Or, l'atmosphère actuelle semblait tout autre. Des feux de camp entouraient la bâtisse, eux-mêmes gardés par des hommes tentant de se réchauffer après la terrible pluie qui s'était abattue sur eux. L'ébriété les nouait et colorait leur gorge de rires gutturaux. Des bouteilles d'alcool vides trainaient autour du périmètre, parmi des cadavres de Vapo-Jets et de robotique morcelée. La lueur des flammes conférait une myriade de spectres dans le verre des flacons abandonnés. On aurait pu méprendre ces nuances de vert avec de l'or ou de l'émeraude. Un enchevêtrement de pièces métalliques s'empilait devant l'entrée de l'abbaye, où de larges et puissants piliers de soutien formaient un alignement tout autour du lieu.

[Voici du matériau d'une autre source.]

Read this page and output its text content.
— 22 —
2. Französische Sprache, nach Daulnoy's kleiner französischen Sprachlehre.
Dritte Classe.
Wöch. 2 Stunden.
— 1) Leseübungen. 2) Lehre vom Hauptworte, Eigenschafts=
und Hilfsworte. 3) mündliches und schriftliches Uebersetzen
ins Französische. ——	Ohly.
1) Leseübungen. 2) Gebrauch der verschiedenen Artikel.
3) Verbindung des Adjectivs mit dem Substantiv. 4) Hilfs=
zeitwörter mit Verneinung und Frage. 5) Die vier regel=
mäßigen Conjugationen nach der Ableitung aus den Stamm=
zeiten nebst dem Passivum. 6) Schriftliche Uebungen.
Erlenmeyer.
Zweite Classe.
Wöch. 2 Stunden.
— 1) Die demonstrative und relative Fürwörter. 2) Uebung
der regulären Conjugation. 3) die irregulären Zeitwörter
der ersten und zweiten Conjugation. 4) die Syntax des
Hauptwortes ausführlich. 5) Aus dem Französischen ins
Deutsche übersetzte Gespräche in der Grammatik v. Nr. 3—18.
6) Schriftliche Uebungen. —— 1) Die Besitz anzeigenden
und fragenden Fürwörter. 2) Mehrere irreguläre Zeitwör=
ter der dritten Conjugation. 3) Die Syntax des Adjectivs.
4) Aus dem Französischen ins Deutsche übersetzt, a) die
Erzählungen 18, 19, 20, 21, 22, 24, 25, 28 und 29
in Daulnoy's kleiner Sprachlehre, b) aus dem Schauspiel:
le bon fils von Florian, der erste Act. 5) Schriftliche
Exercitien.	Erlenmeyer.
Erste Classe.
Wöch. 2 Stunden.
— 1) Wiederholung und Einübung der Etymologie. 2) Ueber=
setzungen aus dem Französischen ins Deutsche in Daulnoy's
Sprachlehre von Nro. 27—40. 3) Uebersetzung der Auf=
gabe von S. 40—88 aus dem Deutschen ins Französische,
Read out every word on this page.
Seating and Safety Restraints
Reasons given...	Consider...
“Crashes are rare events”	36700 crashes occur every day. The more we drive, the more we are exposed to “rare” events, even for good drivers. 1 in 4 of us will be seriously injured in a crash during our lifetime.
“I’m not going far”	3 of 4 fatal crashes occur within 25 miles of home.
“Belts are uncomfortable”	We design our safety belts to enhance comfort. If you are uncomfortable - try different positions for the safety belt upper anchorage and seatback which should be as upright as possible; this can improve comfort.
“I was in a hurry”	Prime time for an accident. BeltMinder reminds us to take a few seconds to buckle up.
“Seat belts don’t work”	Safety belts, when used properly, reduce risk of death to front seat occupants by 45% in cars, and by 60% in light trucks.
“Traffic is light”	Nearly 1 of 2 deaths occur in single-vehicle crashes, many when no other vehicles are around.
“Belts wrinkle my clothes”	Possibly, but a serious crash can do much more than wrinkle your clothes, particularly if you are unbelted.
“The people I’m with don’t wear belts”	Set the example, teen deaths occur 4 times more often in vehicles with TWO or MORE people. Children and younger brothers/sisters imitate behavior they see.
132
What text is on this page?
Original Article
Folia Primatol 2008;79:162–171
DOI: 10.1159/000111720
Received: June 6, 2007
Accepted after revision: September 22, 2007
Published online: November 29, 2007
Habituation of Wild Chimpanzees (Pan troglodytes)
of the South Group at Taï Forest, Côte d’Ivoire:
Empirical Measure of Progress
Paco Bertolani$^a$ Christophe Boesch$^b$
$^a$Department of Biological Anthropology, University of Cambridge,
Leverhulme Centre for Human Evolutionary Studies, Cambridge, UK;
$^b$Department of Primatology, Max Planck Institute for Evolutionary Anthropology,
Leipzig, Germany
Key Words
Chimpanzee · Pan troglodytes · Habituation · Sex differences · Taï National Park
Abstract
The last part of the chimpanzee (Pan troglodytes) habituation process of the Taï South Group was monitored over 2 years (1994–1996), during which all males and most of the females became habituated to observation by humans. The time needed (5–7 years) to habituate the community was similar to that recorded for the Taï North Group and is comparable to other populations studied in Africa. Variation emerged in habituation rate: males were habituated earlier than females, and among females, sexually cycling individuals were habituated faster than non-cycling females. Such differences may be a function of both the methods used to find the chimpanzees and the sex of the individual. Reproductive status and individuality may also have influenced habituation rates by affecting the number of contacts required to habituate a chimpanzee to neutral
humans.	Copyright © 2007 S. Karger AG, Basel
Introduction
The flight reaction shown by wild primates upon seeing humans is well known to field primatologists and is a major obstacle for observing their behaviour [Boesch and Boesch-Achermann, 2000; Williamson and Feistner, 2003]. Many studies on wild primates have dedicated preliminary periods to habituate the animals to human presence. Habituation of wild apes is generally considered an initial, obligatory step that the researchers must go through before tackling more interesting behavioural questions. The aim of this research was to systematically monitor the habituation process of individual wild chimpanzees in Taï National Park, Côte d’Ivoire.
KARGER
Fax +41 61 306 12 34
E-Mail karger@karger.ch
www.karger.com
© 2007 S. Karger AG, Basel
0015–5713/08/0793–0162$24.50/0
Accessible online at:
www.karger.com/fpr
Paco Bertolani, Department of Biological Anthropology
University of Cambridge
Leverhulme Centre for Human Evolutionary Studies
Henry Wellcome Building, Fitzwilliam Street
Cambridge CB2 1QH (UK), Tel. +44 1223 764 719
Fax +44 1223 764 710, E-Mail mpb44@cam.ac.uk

À l'intérieur, la grande église à l'architecture, jadis d'une précision inouïe, s'ouvrait désormais sur des graffitis représentant des profils de dragons. Des vestiges de briques disloquées et des morceaux de matelas étaient couchés dans la poussière. À l'étage supérieur, une âme souffrait.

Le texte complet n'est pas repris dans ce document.